1. The aggressive expansion of the BJP makes the regional groups insecure. Most of the regional parties--UP,Bihar,West Bengal, Odisha, Andhra, Tamil Nadu, Punjab,Haryana,Maharashtra---have emerged out of a struggle against Congress hegemony The going has not been easy, and despite the targeting and the initially hostile environment the regional satraps managed to make a dent in favour of a federal system answering local aspirations.They sense a similar danger to their existence from the BJP which has changed its colours in four years seemingly accommodating to brazenly arrogant, ruthless.

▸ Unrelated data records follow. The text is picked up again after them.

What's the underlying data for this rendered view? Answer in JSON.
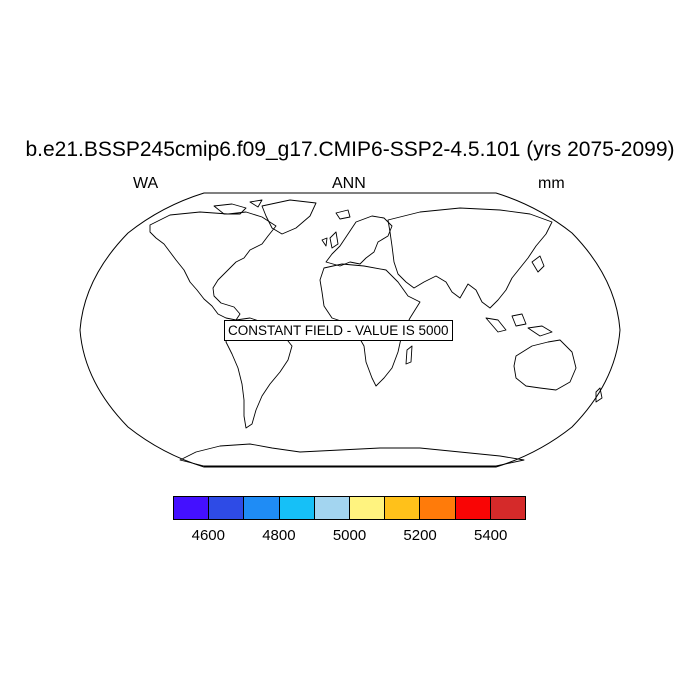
{
  "title": "b.e21.BSSP245cmip6.f09_g17.CMIP6-SSP2-4.5.101 (yrs 2075-2099)",
  "left_string": "WA",
  "center_string": "ANN",
  "right_string": "mm",
  "constant_field_label": "CONSTANT FIELD - VALUE IS 5000",
  "colorbar": {
    "colors": [
      "#4410FF",
      "#2E4BE6",
      "#1F8CF5",
      "#16C0F7",
      "#A3D5F0",
      "#FFF37F",
      "#FFC11A",
      "#FF7B0A",
      "#F90505",
      "#D52A2A"
    ],
    "labels": [
      "4600",
      "4800",
      "5000",
      "5200",
      "5400"
    ]
  },
  "projection": "Robinson",
  "colors": {
    "coastline": "#000000",
    "background": "#ffffff"
  }
}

2. The alliances have favoured the BJP. In all states, where it has been in alliance. In Maharashtra it has reduced the Shiv Sena in size and reach; in Jammu and Kashmir it is in complete control; in Punjab it was becoming increasingly dismissive of the Akali Dal; in Bihar, it has reduced Nitish Kumar to a shadow of his former self. And the leaders remaining in power sense the growth, and like Naidu are looking now to close doors just as in 2014 they were rushing to open these.

3. In the South there is real worry about what is seen as the Hindi heartland party with its aggressive posturings creating worry amongst sections of voters. In Tamil Nadu the recent pulling down of the Periyar statue has created a storm of protest, and further distanced the regional parties from the BJP. Significantly, in the North East the BJP’s reputation kept the voters wary in Nagaland as the results show. And now even before government was formed in Tripura, the Indigenous Tribal Peoples Front has protested against its new ally’s non support for a separate state that was its main plank in the elections. Even if this is settled now, it will raise its head in the months to come.

But the BJP too does not seem to be in a mood to accommodate the regional groupings beyond a point any longer. Or at least is giving that impression, hoping to mute the vagaries of regionalism with all bugles blaring in the run up to the Lok Sabha elections.